A German ruling decided that Google’s AI Overviews — those AI-generated summaries at the top of search results — count as Google’s own statements. The consequence: Google is liable for errors in those answers. No “that was just the AI,” no hiding behind the algorithm. What’s up there is Google’s word.

Bruce Schneier puts the underlying principle crisply: an AI agent is an agent of the person or organization that deploys it — and should be treated that way by the law. If a company hired human writers for its summaries, it would be liable for their mistakes. Why should that be any different just because the summary comes from a machine?

The logic behind it

Schneier’s argument has an economic core that makes sense to me. Letting businesses hide behind “faulty AI” would be a massive handout — and a disastrous incentive. Why pay human writers, lawyers, or doctors if AI is not only cheaper but also absolves the employer of any responsibility? Liability doesn’t vanish just because a machine wrote the text. It has to stay with whoever sends the machine out into the world.

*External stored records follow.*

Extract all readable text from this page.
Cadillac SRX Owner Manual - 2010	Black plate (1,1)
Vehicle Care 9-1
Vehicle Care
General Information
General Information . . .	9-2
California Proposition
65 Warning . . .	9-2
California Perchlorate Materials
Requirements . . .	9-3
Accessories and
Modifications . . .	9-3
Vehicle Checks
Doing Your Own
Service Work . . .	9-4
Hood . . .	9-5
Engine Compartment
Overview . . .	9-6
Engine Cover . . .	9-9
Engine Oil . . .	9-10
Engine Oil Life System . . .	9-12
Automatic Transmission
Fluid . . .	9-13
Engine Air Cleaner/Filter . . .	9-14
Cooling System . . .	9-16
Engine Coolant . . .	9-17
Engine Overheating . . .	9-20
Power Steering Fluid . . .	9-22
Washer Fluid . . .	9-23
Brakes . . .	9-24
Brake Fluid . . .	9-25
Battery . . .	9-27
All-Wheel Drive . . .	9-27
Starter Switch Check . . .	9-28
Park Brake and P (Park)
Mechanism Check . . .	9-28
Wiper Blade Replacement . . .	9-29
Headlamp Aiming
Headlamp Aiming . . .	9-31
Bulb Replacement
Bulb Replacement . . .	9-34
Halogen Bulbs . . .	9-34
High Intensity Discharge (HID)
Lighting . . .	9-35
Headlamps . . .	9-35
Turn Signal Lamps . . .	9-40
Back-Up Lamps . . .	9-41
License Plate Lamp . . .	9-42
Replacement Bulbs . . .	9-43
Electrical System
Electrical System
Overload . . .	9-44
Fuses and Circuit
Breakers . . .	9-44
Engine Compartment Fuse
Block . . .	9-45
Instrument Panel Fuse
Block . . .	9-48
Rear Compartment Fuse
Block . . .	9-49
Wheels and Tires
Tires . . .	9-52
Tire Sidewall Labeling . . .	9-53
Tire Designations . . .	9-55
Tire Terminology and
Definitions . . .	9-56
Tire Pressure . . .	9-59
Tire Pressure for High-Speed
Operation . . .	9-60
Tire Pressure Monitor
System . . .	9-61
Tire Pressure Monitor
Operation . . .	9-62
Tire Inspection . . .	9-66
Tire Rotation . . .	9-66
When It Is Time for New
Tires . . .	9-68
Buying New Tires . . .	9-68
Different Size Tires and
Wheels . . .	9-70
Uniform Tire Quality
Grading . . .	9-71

This is more than a search-engine footnote. We’re all building agents right now that write emails on their own, ship code, and tee up decisions. If responsibility for that stays squarely with the operator, it changes how carefully these systems get built and deployed.

My take

I find this clarity healthy. Not because I want to slow AI down — quite the opposite. But because responsibility and trust belong together. A tool nobody stands behind isn’t, over time, a tool you can trust. That a court is applying a simple, old rule here — you’re responsible for what you publish — reassures me more than it worries me. Anyone using AI seriously should stand behind what comes out of it anyway.